Se le grandi costruzioni in ferro ottocentesche erano i segni d’una certezza scientifica senza debolezze - una certezza che si reggeva sull’ossessione dell’acciaio, del duro e del duraturo, dell’esperienza non deperibile, della cosa che rimane e non passa via - negli anni di lavoro assieme a Calvino mi sembra che abbiamo assistito al tramonto di queste ossessioni. Il modello teorico-scientifico, il modello dei modelli, adesso non ti aiutava più a vivere e forse neanche a pensare. La routine quotidiana, irrisoria e banale, la parzialità dei sintomi che ci legano ai luoghi, la casualità d’ogni espressione e d’ogni passione, la variabilità d’ogni soggetto umano, tutto ciò non riusciva più a diventare conoscenza, modello, insegnamento storico, per mancanza di un quadro di omogeneità e completezza. Così noi abbiamo imparato ad accettare la deperibilità e l’instabilità profonda di qualsiasi forma di sapere.
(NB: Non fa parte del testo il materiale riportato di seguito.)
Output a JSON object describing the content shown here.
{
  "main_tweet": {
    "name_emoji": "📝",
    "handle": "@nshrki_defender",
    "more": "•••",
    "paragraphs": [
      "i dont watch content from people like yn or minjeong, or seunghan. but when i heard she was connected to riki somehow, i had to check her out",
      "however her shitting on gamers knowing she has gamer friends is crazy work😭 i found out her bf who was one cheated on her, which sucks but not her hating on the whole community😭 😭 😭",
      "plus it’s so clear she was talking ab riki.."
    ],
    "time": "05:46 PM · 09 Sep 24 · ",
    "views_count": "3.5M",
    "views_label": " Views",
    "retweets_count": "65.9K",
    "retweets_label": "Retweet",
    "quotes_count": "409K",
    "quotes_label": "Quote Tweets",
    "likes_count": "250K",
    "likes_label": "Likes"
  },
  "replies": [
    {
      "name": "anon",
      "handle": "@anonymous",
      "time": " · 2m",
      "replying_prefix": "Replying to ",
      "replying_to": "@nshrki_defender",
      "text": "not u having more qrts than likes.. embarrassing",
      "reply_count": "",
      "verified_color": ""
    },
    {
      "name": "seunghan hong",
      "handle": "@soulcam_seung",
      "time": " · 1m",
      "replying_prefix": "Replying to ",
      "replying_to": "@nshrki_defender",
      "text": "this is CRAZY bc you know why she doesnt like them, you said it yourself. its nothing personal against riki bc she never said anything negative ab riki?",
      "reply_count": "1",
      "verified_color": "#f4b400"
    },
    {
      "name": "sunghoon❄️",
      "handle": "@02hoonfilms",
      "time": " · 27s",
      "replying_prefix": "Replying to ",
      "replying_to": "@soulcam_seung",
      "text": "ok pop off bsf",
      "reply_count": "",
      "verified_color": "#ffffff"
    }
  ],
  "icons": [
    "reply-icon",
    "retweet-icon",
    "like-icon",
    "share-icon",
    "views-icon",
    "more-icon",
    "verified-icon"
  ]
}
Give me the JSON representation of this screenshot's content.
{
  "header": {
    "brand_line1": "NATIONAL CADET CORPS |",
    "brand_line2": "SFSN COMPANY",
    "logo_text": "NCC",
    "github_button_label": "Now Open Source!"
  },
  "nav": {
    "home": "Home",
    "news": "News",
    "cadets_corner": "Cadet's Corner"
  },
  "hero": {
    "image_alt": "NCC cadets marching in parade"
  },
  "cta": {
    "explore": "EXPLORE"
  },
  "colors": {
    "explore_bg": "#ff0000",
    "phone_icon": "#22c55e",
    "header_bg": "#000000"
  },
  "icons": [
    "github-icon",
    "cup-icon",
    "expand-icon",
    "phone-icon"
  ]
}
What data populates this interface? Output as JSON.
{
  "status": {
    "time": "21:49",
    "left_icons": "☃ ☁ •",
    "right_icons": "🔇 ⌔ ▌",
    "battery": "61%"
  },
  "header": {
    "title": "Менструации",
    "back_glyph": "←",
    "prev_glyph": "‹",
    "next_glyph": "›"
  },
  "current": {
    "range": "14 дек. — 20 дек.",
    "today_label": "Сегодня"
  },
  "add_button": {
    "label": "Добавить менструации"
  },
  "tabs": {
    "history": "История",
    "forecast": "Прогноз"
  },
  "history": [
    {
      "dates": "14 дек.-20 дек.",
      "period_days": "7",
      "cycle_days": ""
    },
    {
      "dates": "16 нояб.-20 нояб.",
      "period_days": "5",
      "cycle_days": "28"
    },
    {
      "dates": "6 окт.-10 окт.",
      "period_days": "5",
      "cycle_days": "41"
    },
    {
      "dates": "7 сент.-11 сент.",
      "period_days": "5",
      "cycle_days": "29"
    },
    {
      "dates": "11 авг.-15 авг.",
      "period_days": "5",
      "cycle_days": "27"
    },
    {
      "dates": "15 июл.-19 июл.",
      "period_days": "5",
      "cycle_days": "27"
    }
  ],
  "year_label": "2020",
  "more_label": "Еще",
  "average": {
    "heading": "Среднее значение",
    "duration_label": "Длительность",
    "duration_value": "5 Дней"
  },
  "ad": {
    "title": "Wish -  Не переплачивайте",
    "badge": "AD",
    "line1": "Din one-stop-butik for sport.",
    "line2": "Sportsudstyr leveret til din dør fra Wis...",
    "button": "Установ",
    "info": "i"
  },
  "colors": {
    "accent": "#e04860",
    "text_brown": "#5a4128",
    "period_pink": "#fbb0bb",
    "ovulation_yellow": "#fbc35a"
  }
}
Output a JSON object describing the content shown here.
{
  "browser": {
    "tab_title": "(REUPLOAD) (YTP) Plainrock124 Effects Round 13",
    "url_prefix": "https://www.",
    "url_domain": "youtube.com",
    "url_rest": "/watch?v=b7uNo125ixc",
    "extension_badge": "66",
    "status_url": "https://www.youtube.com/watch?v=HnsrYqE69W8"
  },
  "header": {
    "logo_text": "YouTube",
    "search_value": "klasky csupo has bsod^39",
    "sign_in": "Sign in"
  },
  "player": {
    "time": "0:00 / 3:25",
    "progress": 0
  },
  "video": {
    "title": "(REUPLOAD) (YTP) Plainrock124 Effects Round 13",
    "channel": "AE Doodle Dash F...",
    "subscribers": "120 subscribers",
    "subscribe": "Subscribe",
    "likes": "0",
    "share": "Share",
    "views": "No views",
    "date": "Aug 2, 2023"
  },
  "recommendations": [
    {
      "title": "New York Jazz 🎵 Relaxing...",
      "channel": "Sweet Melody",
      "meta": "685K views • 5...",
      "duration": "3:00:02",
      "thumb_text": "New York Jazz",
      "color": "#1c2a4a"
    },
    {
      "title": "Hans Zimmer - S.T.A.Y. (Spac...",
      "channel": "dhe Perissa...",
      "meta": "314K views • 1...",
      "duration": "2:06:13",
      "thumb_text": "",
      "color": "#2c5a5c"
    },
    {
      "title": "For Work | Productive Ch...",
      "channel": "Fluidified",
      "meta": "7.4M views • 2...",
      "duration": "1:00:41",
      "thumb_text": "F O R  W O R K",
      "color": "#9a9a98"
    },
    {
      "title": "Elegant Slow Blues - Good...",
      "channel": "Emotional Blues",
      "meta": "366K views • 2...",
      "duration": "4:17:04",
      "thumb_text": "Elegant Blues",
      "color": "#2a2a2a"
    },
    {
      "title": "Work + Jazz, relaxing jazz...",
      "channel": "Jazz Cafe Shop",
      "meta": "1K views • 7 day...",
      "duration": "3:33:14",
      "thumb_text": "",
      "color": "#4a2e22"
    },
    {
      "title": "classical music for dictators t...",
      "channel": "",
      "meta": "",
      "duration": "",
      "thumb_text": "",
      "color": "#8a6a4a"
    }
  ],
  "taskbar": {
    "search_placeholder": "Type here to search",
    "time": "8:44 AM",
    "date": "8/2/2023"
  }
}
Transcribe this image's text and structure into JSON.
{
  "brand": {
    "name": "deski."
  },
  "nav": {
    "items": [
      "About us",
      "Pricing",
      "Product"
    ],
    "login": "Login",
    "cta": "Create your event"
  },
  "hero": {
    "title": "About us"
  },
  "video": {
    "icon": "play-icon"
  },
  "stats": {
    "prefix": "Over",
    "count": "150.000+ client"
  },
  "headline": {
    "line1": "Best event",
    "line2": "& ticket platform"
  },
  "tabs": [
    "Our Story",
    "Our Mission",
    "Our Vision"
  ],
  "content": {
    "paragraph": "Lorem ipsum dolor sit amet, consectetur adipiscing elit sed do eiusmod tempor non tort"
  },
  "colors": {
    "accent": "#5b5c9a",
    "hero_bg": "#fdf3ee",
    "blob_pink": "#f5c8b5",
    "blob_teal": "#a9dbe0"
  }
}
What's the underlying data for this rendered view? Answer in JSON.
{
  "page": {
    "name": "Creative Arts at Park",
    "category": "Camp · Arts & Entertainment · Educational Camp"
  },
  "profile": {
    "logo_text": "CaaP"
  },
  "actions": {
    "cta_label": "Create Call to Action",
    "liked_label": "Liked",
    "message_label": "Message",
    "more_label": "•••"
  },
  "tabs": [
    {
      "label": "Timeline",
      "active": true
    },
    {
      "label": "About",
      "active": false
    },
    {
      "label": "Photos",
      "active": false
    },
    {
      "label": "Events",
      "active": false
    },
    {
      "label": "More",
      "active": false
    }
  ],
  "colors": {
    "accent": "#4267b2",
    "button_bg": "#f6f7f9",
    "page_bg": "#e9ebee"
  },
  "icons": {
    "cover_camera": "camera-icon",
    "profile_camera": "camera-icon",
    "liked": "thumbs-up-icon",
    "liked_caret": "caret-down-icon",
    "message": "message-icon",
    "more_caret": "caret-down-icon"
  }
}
Nel 1978 io sono tornato negli Stati Uniti, e durante la mia assenza è andato perduto un baule che conteneva molte lettere di Calvino sui nostri scambi d’idee per la rivista. In fondo sono contento che la rivista non si sia mai realizzata: perché da una parte vuol dire che è stato un movimento in caduta libera, senza diventare una posizione da difendere per partito preso; dall’altra, tutto è rimasto sospeso in chiacchierate tra amici, e il fervore dell’amicizia si sente ancora nel tono di quei discorsi.
Adesso i miei amici sono quasi tutti morti. Guido Neri prima, Enzo Melandri poi, sono morti senza che nessuno scrivesse una sola riga sul loro eccezionale lavoro, sulla loro rara integrità. Quanto a Carlo Ginzburg, è andato avanti per la sua strada e forse c’entra poco con la storia che ho raccontato; però quel suo saggio intitolato Spie andrebbe letto assieme allo Sguardo dell’archeologo di Calvino, e all’ultimo mio protocollo intitolato Il bazar archeologico. Forse chi li legge a distanza può vederci delle scintille comuni, insieme alle differenze di stile e di pensiero.